The book opens with Iyer’s trip up into the California hills to meet with Leonard Cohen, who in 1994 joined a Zen Buddhist centre outside of Los Angeles and became an ordained monk. In Cohen’s words: “Going nowhere isn’t about turning your back on the world; it’s about stepping away now and then so that you can see the world more clearly and love it more deeply.”
Yes.
For the last five years, there is a place I’ve been going to do just that. It’s become an essential part of my life to make an annual trip to a monastery in New Brunswick, the home of an order of cloistered nuns. I arrive by train and spend at least five days and nights, being still and listening within. So many profound moments and insights have been my gifts in that silence.
To me, this place—the nondescript buildings and small tract of farmland alongside the train tracks in rural New Brunswick—has become extraordinarily beautiful to me. More beautiful than almost anywhere else in the world. And when I read Iyer’s words: “Nowhere is magical unless you bring the right eyes to it,” I knew that he got it too.
This means that the most stunning place in the world could be completely unseen and the most ordinary place could be lit up, all depending on who is doing the looking and what their state of mind (or heart) is.

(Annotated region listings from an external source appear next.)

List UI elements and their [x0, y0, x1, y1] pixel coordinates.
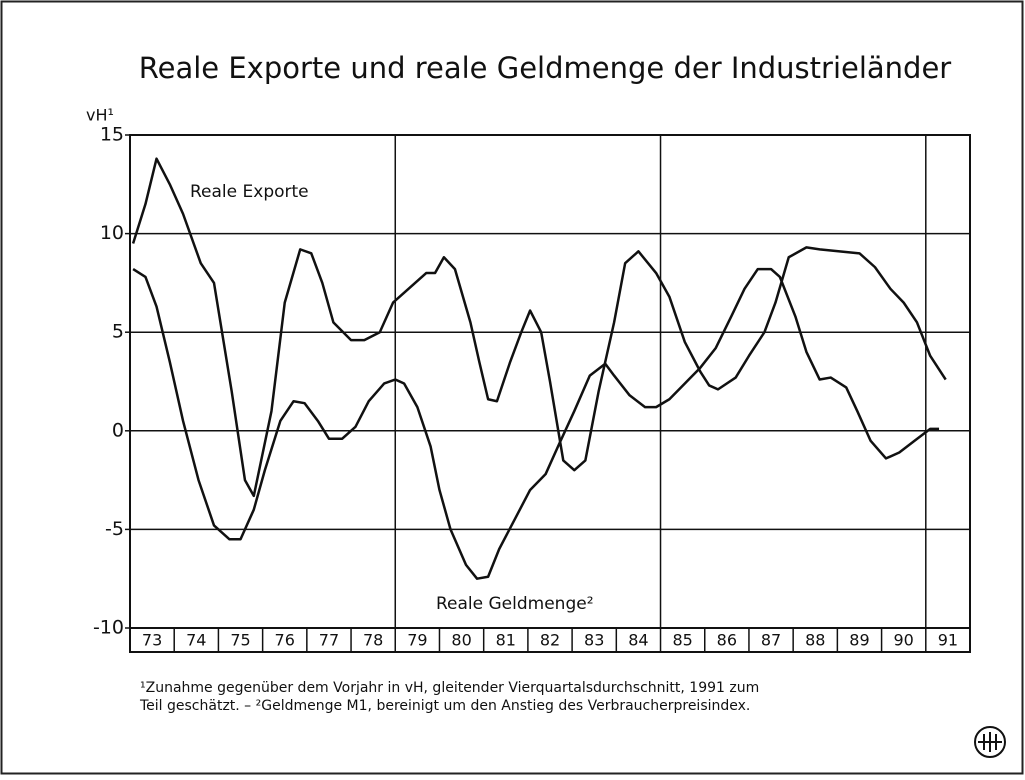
y-axis-label: vH¹	[86, 106, 114, 125]
y-tick-label: 15	[100, 124, 124, 146]
x-tick-label: 81	[496, 631, 516, 650]
x-tick-label: 79	[407, 631, 427, 650]
chart-title: Reale Exporte und reale Geldmenge der In…	[139, 51, 952, 85]
x-tick-label: 80	[451, 631, 471, 650]
series-label: Reale Exporte	[190, 182, 309, 202]
x-tick-label: 77	[319, 631, 339, 650]
x-tick-label: 91	[938, 631, 958, 650]
y-tick-label: 10	[100, 222, 124, 244]
logo	[974, 726, 1006, 758]
x-tick-label: 78	[363, 631, 383, 650]
x-tick-label: 89	[849, 631, 869, 650]
line	[131, 157, 947, 498]
x-tick-label: 84	[628, 631, 648, 650]
series-label: Reale Geldmenge²	[436, 594, 594, 614]
x-tick-label: 75	[230, 631, 250, 650]
x-tick-label: 88	[805, 631, 825, 650]
x-tick-label: 87	[761, 631, 781, 650]
x-tick-label: 86	[717, 631, 737, 650]
y-tick-label: 5	[112, 321, 124, 343]
x-tick-label: 74	[186, 631, 206, 650]
logo-mark	[978, 732, 1002, 752]
footnote: ¹Zunahme gegenüber dem Vorjahr in vH, gl…	[140, 680, 759, 696]
logo-ring	[974, 726, 1006, 758]
x-tick-label: 90	[894, 631, 914, 650]
x-tick-label: 82	[540, 631, 560, 650]
line	[132, 267, 940, 580]
y-tick-label: 0	[112, 419, 124, 441]
y-tick-label: -5	[105, 518, 124, 540]
y-tick-label: -10	[93, 617, 124, 639]
footnote: Teil geschätzt. – ²Geldmenge M1, bereini…	[139, 698, 750, 714]
x-tick-label: 85	[672, 631, 692, 650]
x-tick-label: 73	[142, 631, 162, 650]
plot-frame	[129, 134, 971, 653]
x-tick-label: 83	[584, 631, 604, 650]
x-tick-label: 76	[275, 631, 295, 650]
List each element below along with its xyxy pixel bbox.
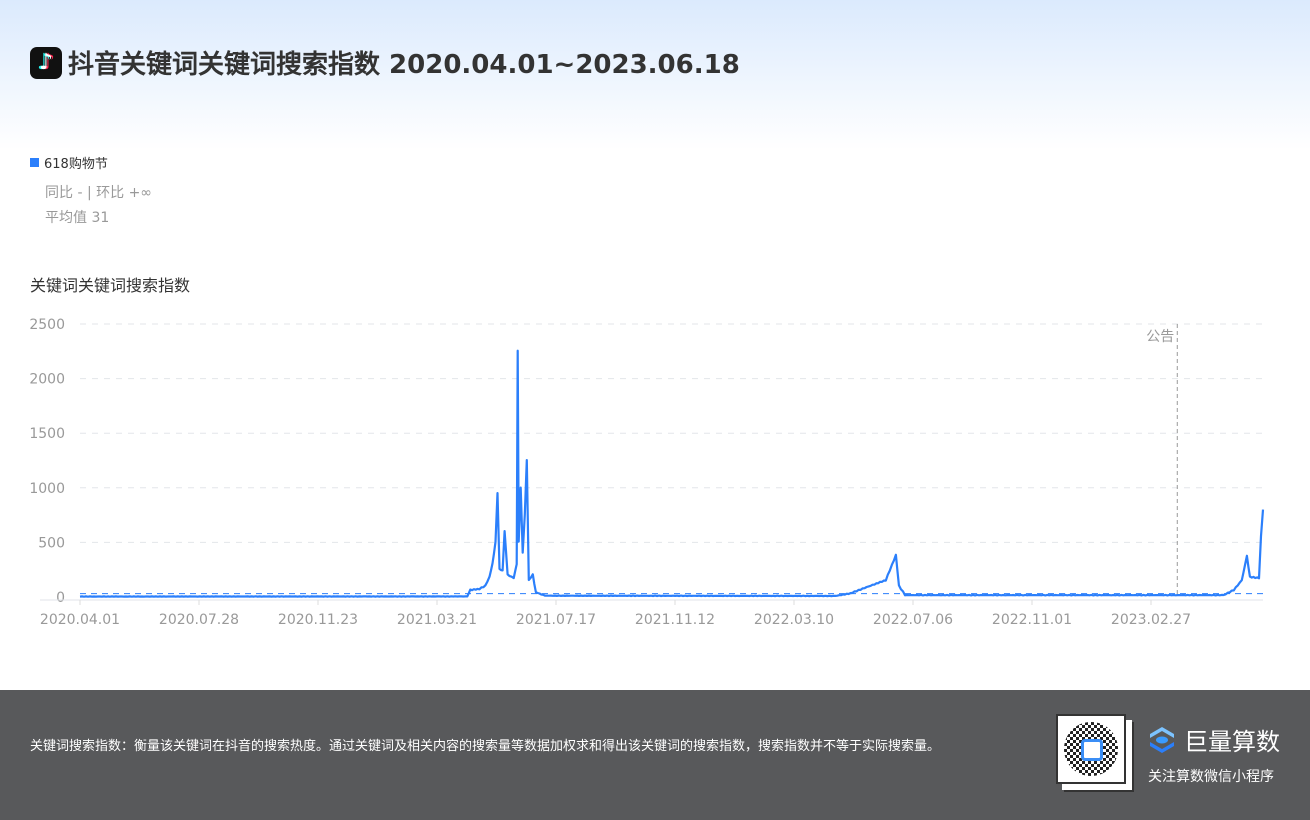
brand-logo: 巨量算数 xyxy=(1148,722,1280,757)
title-text: 抖音关键词关键词搜索指数 2020.04.01~2023.06.18 xyxy=(68,50,740,80)
compare-stat: 同比 - | 环比 +∞ xyxy=(45,185,152,201)
legend-swatch xyxy=(30,158,39,167)
average-stat: 平均值 31 xyxy=(45,210,110,226)
brand-icon xyxy=(1150,726,1174,753)
series-line xyxy=(79,349,1265,598)
y-tick-label: 2000 xyxy=(29,372,65,388)
x-tick-label: 2020.07.28 xyxy=(159,612,239,628)
y-tick-label: 2500 xyxy=(29,317,65,333)
line-chart: 0 500 1000 1500 2000 2500 2020.04.01 2020.07.28… xyxy=(29,317,1265,628)
y-tick-label: 1000 xyxy=(29,481,65,497)
legend-label: 618购物节 xyxy=(44,157,108,172)
footer-description: 关键词搜索指数：衡量该关键词在抖音的搜索热度。通过关键词及相关内容的搜索量等数据… xyxy=(30,739,941,754)
x-tick-label: 2022.07.06 xyxy=(873,612,953,628)
x-tick-label: 2023.02.27 xyxy=(1111,612,1191,628)
qr-code xyxy=(1056,714,1126,784)
douyin-logo-icon: ♪ xyxy=(30,46,62,79)
annotation-label: 公告 xyxy=(1146,329,1174,345)
brand-subtitle: 关注算数微信小程序 xyxy=(1148,769,1274,785)
x-tick-label: 2021.11.12 xyxy=(635,612,715,628)
x-tick-label: 2021.03.21 xyxy=(397,612,477,628)
x-tick-label: 2020.11.23 xyxy=(278,612,358,628)
y-tick-label: 1500 xyxy=(29,426,65,442)
x-tick-label: 2022.11.01 xyxy=(992,612,1072,628)
x-tick-label: 2021.07.17 xyxy=(516,612,596,628)
chart-title: 关键词关键词搜索指数 xyxy=(30,276,191,295)
y-tick-label: 0 xyxy=(56,590,65,606)
legend-item[interactable]: 618购物节 xyxy=(30,153,108,172)
x-tick-label: 2022.03.10 xyxy=(754,612,834,628)
y-tick-label: 500 xyxy=(38,535,65,551)
page-title: ♪ 抖音关键词关键词搜索指数 2020.04.01~2023.06.18 xyxy=(30,44,740,81)
brand-name: 巨量算数 xyxy=(1184,728,1280,756)
header-background xyxy=(0,0,1310,150)
x-tick-label: 2020.04.01 xyxy=(40,612,120,628)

So, what are these right eyes?
Fortunately, we all have them. It’s just a matter of taking the time to figure out how to find this different focus or put these “right eyes” on. For me, the key is simply stopping. It started with 10 minutes a few years back and has expanded to include this annual “time out” at the monastery.
What I discover every time is the spaciousness and peace that exist beyond what I think of as me. And this feeling, when it wells up in me, is like returning home. Like picking up a piece of my own essential nature that I misplaced and have just found again. It makes everything look and feel different. Kind of like the difference between watching a movie on an old black and white TV and the IMAX experience of today.

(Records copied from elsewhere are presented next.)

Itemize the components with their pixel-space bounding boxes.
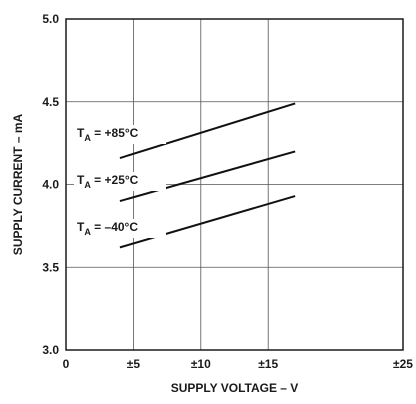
- y-tick-label: 4.5: [42, 95, 59, 109]
- y-tick-label: 3.0: [42, 343, 59, 357]
- y-axis-title: SUPPLY CURRENT – mA: [11, 113, 25, 255]
- series-labels: TA = +85°CTA = +25°CTA = –40°C: [74, 125, 166, 238]
- x-tick-label: ±10: [191, 357, 211, 371]
- y-tick-labels: 3.0 3.5 4.0 4.5 5.0: [42, 12, 59, 357]
- x-tick-label: ±25: [393, 357, 413, 371]
- x-tick-label: ±5: [127, 357, 141, 371]
- x-axis-title: SUPPLY VOLTAGE – V: [171, 381, 299, 395]
- x-tick-label: 0: [63, 357, 70, 371]
- y-tick-label: 3.5: [42, 260, 59, 274]
- y-tick-label: 5.0: [42, 12, 59, 26]
- x-tick-labels: 0 ±5 ±10 ±15 ±25: [63, 357, 414, 371]
- x-tick-label: ±15: [258, 357, 278, 371]
- y-tick-label: 4.0: [42, 178, 59, 192]
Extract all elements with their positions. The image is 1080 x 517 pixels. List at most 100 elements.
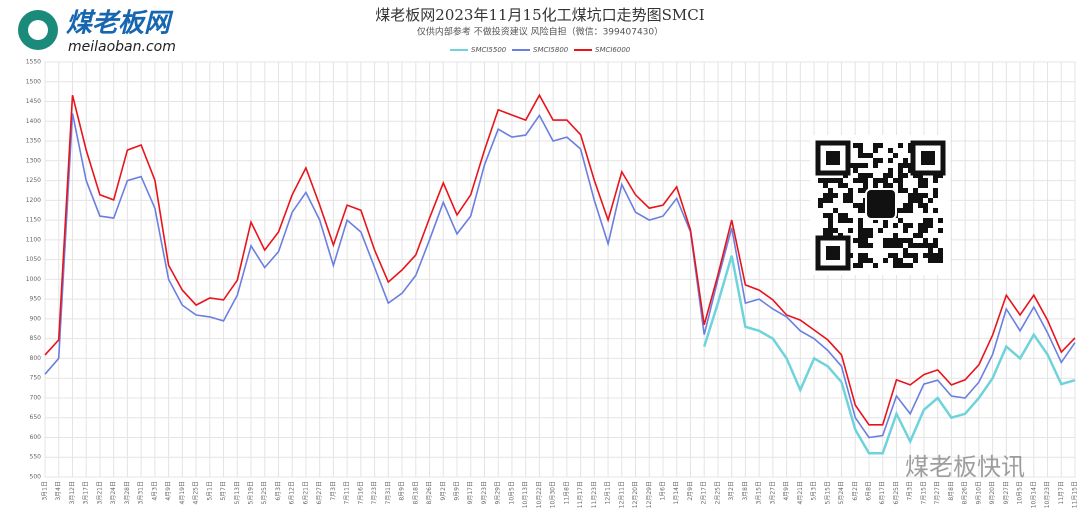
qr-cell bbox=[873, 163, 878, 168]
qr-cell bbox=[903, 228, 908, 233]
qr-cell bbox=[898, 173, 903, 178]
x-tick-label: 11月23日 bbox=[591, 481, 598, 508]
x-tick-label: 12月1日 bbox=[605, 481, 612, 504]
qr-cell bbox=[898, 183, 903, 188]
x-tick-label: 5月13日 bbox=[234, 481, 241, 504]
qr-cell bbox=[918, 198, 923, 203]
x-tick-label: 4月19日 bbox=[179, 481, 186, 504]
qr-cell bbox=[888, 148, 893, 153]
x-tick-label: 8月18日 bbox=[412, 481, 419, 504]
x-tick-label: 5月7日 bbox=[220, 481, 227, 501]
qr-cell bbox=[923, 228, 928, 233]
qr-cell bbox=[923, 253, 928, 258]
qr-cell bbox=[853, 168, 858, 173]
qr-cell bbox=[908, 263, 913, 268]
qr-cell bbox=[868, 243, 873, 248]
logo: 煤老板网 meilaoban.com bbox=[18, 9, 176, 55]
qr-cell bbox=[903, 188, 908, 193]
y-tick-label: 1350 bbox=[26, 138, 41, 145]
y-tick-label: 900 bbox=[30, 315, 42, 322]
qr-cell bbox=[898, 208, 903, 213]
qr-cell bbox=[828, 218, 833, 223]
qr-cell bbox=[873, 218, 878, 223]
qr-cell bbox=[848, 188, 853, 193]
x-tick-label: 4月25日 bbox=[193, 481, 200, 504]
x-tick-label: 10月30日 bbox=[550, 481, 557, 508]
qr-cell bbox=[903, 203, 908, 208]
qr-cell bbox=[853, 203, 858, 208]
qr-cell bbox=[853, 238, 858, 243]
qr-cell bbox=[893, 153, 898, 158]
x-tick-label: 10月23日 bbox=[1044, 481, 1051, 508]
qr-cell bbox=[903, 173, 908, 178]
x-tick-label: 7月15日 bbox=[920, 481, 927, 504]
qr-cell bbox=[938, 248, 943, 253]
qr-cell bbox=[923, 208, 928, 213]
x-tick-label: 3月27日 bbox=[769, 481, 776, 504]
x-tick-label: 6月27日 bbox=[316, 481, 323, 504]
qr-cell bbox=[928, 218, 933, 223]
qr-cell bbox=[933, 243, 938, 248]
qr-cell bbox=[888, 158, 893, 163]
qr-cell bbox=[863, 173, 868, 178]
qr-cell bbox=[828, 228, 833, 233]
qr-cell bbox=[913, 253, 918, 258]
qr-cell bbox=[908, 238, 913, 243]
qr-cell bbox=[863, 228, 868, 233]
x-tick-label: 4月21日 bbox=[797, 481, 804, 504]
qr-cell bbox=[868, 153, 873, 158]
qr-cell bbox=[858, 173, 863, 178]
qr-cell bbox=[893, 238, 898, 243]
qr-cell bbox=[858, 153, 863, 158]
qr-cell bbox=[858, 228, 863, 233]
qr-cell bbox=[883, 218, 888, 223]
qr-cell bbox=[848, 218, 853, 223]
x-tick-label: 6月8日 bbox=[866, 481, 873, 501]
x-tick-label: 10月5日 bbox=[1017, 481, 1024, 504]
qr-cell bbox=[838, 178, 843, 183]
x-tick-label: 8月26日 bbox=[962, 481, 969, 504]
x-tick-label: 6月3日 bbox=[275, 481, 282, 501]
qr-cell bbox=[848, 228, 853, 233]
legend-label: SMCI5800 bbox=[533, 46, 569, 54]
qr-cell bbox=[893, 253, 898, 258]
x-tick-label: 10月14日 bbox=[1030, 481, 1037, 508]
qr-cell bbox=[888, 238, 893, 243]
qr-cell bbox=[873, 183, 878, 188]
qr-cell bbox=[903, 248, 908, 253]
qr-cell bbox=[918, 183, 923, 188]
qr-cell bbox=[883, 238, 888, 243]
x-tick-label: 9月17日 bbox=[467, 481, 474, 504]
qr-cell bbox=[818, 198, 823, 203]
qr-cell bbox=[933, 253, 938, 258]
qr-cell bbox=[873, 148, 878, 153]
x-tick-label: 11月15日 bbox=[1072, 481, 1079, 508]
qr-cell bbox=[858, 203, 863, 208]
qr-cell bbox=[893, 243, 898, 248]
qr-cell bbox=[938, 228, 943, 233]
qr-cell bbox=[883, 173, 888, 178]
x-tick-label: 3月28日 bbox=[124, 481, 131, 504]
qr-cell bbox=[863, 258, 868, 263]
qr-cell bbox=[823, 178, 828, 183]
qr-cell bbox=[863, 253, 868, 258]
y-tick-label: 700 bbox=[30, 394, 42, 401]
qr-cell bbox=[908, 193, 913, 198]
qr-cell bbox=[903, 253, 908, 258]
qr-cell bbox=[853, 163, 858, 168]
qr-cell bbox=[923, 238, 928, 243]
x-tick-label: 3月1日 bbox=[42, 481, 49, 501]
qr-cell bbox=[858, 188, 863, 193]
qr-cell bbox=[848, 193, 853, 198]
qr-cell bbox=[838, 183, 843, 188]
qr-cell bbox=[858, 253, 863, 258]
x-tick-label: 9月29日 bbox=[495, 481, 502, 504]
qr-cell bbox=[858, 258, 863, 263]
qr-cell bbox=[858, 163, 863, 168]
qr-cell bbox=[908, 203, 913, 208]
logo-icon-inner bbox=[28, 20, 48, 40]
x-tick-label: 8月8日 bbox=[948, 481, 955, 501]
qr-cell bbox=[828, 198, 833, 203]
qr-cell bbox=[858, 243, 863, 248]
y-tick-label: 1150 bbox=[26, 217, 41, 224]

For many people, finding even 10 minutes a day is pushing it. So many of us are raising children, running our own businesses, tending to a garden, getting groceries, cooking supper, and volunteering on the side. There are always more things on that never-ending list. And then there are the things some of us do to stay fit and feel healthy (running or working out or yoga). Where the heck does sitting still for 10 minutes fit in?
But what I have found to be true—the kind of true that you have to experience for yourself—is that when I take time to sit and do nothing, time actually expands. I’m not kidding.
If you haven’t tried this yet, it won’t take long for you to notice that taking time to do nothing will actually make you more productive! You will feel less frazzled, you’ll cope with problems more creatively, and you’ll be just plain happier.
If you like empirical evidence, you’re in luck. There are published studies that prove all of this and more. Why do you think companies like Google and General Mills encourage “thinking” or “innovation” time where employees turn off all their devices and let their minds just roam? Because they’ve figured out that their workers are more creative and productive when their minds are given permission to become more expansive.
I don’t think these companies would ever say they are paying their employees to tap into the divine(!), but we’re all talking about the same thing. When we allow ourselves to be quiet, it’s like we’re opening the channel to something broader than us, but something that is an integral part of us.
When we stop doing and just sit, we say yes to being that channel. We allow something strong and mysterious to flow through us. Something that gives us access to more information, more knowledge, and more wisdom. We become the more that we already are (we just often forget).
And how can more of us, all being more, not be a good thing?